A Beijing-based petitioner who gave only the surname Zhou said that the provincial and municipal People’s Congress season is a politically sensitive time for the authorities, and the government is stepping up stability maintenance operations aimed at preventing public dissent or protest before it gets under way.

“All petitioners, rights activists and dissidents are targeted by the government [at this time] for stability maintenance,” Zhou said. 

A move to neighborhood ‘grids’

China is moving ahead with plans to shift local law enforcement from police stations to neighborhood “grids,” where local volunteers and teams of vigilantes will enforce the law and residents will be encouraged to inform on each other, the Public Security Ministry announced in March 2023.

Authorities across the country are starting to lay off auxiliary police officers and merge local police stations to outsource much of their daily work to neighborhood officials and local militias under a “grid management” system.

The shift will likely intensify China’s “stability maintenance” operations – a system of coercion and surveillance that seeks to prevent acts of defiance against the ruling Chinese Communist Party before they take place.

Shanghai-based petitioner Ma Yalian, whose home was forcibly demolished by local authorities, said it scarcely matters whether petitioners stick to legal channels or not – they are still likely to be targeted.

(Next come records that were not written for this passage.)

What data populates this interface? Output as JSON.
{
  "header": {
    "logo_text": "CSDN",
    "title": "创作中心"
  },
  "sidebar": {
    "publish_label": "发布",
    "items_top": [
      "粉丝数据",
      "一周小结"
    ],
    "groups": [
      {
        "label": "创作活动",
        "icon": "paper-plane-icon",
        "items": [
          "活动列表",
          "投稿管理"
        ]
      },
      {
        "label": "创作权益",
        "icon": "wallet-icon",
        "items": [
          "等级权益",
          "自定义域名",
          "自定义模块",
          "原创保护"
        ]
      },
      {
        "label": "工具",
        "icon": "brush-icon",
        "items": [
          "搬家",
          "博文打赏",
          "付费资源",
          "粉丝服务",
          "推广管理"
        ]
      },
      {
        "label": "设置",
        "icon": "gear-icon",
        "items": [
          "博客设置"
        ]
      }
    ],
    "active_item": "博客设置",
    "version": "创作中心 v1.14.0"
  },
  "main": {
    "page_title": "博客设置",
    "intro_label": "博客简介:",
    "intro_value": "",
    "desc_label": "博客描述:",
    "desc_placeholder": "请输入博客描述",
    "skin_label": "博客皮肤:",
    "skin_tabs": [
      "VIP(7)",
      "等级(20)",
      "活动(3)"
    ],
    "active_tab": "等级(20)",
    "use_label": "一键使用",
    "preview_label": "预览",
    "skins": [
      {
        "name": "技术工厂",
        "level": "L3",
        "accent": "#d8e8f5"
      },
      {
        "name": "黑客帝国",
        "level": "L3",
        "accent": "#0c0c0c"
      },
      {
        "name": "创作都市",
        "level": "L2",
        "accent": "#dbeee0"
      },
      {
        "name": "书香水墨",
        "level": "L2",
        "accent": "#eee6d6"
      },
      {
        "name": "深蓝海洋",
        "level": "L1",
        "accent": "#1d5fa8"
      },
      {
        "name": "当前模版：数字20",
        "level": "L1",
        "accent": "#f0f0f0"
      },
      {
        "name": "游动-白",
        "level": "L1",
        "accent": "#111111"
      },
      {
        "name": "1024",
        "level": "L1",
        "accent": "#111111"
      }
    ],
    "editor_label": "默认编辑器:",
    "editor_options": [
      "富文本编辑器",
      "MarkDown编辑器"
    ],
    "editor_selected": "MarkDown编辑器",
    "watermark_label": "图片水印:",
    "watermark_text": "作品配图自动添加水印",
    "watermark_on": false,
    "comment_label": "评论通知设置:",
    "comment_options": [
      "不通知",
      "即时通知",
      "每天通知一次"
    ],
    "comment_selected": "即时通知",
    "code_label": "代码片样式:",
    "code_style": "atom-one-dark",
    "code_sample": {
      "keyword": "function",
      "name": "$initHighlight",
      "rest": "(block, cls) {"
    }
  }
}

“There’s actually no such thing as legal or illegal petitioning,” Ma said. “You are legally allowed to report issues.”

“But now they say it’s illegal, and control [petitioners] very tightly for stability maintenance,” she said. “They don’t even abide by their own laws any more.”

Provincial People’s Congresses will be held in Yunnan province on Jan. 17, in Hebei on Jan. 21, in Shanghai, Tianjin, Liaoning, Jiangxi, Hainan and Ningxia on Jan. 23 and in Xinjiang and Inner Mongolia on Jan. 30, according to recent media announcements.